EXPLICATION DU PROCUREUR
Nadiem a ensuite détaillé le montant de l’argent de remplacement exigé par le procureur.
« Donc, ce n’était pas suffisant pour que je sois envoyé en prison, ils ont utilisé de l’argent de remplacement de 4 000 milliards IDR plus 809 milliards IDR, donc le total était de 5 000 milliards IDR », a-t-il déclaré.
Il a souligné qu’il n’avait pas cet argent.
“Et ils savent que je n’ai pas cet argent”, a-t-il déclaré.
Nadiem a également évoqué l’impact des revendications sur la jeune génération.
“Mais franchement, aujourd’hui, avec une peine effective de 18 plus 9, ce qui fait 27, oui. 27 ans de punition, je ne sais plus quel espoir il y a pour les jeunes de ce pays”, a-t-il déclaré.
Auparavant, le procureur avait inculpé Nadiem de 18 ans de prison et d’une amende de 1 milliard IDR lors d’un procès devant le tribunal central de corruption de Jakarta.
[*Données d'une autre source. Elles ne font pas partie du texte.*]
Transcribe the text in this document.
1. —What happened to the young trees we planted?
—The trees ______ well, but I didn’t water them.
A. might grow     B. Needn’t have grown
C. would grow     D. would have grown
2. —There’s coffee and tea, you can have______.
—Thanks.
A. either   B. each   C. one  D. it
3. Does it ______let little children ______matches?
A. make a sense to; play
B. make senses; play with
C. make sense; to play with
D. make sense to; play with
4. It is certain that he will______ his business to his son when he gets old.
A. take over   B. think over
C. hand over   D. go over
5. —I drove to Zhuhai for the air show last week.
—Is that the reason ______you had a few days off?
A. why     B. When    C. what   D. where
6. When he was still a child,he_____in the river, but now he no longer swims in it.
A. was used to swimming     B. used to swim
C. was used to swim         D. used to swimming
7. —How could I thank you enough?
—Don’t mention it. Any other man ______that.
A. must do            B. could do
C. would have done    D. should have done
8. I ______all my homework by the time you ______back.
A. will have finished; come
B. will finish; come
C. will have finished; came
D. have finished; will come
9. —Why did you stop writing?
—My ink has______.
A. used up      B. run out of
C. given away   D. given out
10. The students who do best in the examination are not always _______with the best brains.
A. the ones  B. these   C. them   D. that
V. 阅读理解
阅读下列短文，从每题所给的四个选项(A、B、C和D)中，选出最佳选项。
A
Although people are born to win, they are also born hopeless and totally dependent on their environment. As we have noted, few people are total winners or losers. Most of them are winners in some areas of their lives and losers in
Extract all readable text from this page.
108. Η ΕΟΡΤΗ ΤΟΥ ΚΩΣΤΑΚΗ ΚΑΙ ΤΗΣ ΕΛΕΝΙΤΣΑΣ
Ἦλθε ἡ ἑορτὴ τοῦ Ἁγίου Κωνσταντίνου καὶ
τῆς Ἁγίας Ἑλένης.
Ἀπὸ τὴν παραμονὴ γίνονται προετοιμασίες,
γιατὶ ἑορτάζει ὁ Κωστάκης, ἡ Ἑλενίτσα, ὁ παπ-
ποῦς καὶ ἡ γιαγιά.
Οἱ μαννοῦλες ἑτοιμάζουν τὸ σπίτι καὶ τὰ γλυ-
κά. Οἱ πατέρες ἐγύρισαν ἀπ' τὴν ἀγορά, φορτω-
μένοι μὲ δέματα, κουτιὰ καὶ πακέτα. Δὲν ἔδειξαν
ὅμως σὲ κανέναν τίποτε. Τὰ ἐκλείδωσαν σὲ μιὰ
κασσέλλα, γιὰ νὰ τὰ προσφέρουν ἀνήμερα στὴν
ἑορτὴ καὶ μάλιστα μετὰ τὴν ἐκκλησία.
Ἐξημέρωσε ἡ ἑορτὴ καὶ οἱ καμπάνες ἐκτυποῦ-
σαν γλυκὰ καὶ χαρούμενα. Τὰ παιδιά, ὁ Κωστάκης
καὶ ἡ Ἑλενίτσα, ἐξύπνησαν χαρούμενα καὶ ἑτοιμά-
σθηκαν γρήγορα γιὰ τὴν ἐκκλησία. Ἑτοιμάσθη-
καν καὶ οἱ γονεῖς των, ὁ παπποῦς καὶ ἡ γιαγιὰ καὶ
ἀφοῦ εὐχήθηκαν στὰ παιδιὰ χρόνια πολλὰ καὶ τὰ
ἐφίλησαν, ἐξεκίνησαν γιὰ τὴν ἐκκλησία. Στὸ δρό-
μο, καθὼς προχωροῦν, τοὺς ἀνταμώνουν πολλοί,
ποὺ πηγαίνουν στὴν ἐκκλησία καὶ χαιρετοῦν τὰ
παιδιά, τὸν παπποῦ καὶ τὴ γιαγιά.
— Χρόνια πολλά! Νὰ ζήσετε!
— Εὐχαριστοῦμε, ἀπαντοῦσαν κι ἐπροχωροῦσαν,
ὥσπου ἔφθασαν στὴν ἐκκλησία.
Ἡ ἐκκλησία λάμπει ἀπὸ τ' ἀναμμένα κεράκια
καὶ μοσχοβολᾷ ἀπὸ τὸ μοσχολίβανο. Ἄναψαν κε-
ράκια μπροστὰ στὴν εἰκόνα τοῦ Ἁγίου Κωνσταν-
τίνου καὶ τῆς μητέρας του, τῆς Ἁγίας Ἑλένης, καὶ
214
Si l’amende n’est pas payée, elle sera remplacée par une peine d’emprisonnement de 190 jours.
Le procureur a également exigé des sanctions supplémentaires sous forme d’indemnisations d’un montant de 809 596 125 000 IDR et 4 871 469 603 758 IDR.
Selon le procureur, cette valeur représente des actifs disproportionnés par rapport aux revenus légaux ou soupçonnés de provenir d’actes criminels de corruption.
Si le prévenu ne dispose pas de biens suffisants, cela sera remplacé par une peine d’emprisonnement de neuf ans.
Le procureur Roy Riady a été couvert par Metro TV, déclarant que son parti avait résumé 70 faits juridiques au cours du procès, chacun étant étayé par au moins deux éléments de preuve.
Ces preuves comprennent les résultats médico-légaux d’un téléphone portable appartenant au consultant en technologie Ibrahim Arief ainsi que les documents d’audit du BPKP.
Le procureur a également déclaré que les chiffres des demandes de monnaie de remplacement n’étaient pas inventés, mais étaient basés sur les données de déclaration fiscale (SPT), LHKPN, ainsi que sur les valorisations des investissements et des actions lors de l’introduction en bourse (IPO) de Gojek.
L’équipe du procureur a estimé qu’il y avait une augmentation déraisonnable de la richesse de l’accusé, liée à une prétendue manipulation des rapports financiers, à des conflits d’intérêts et à l’investissement important de Google dans le projet Chromebook.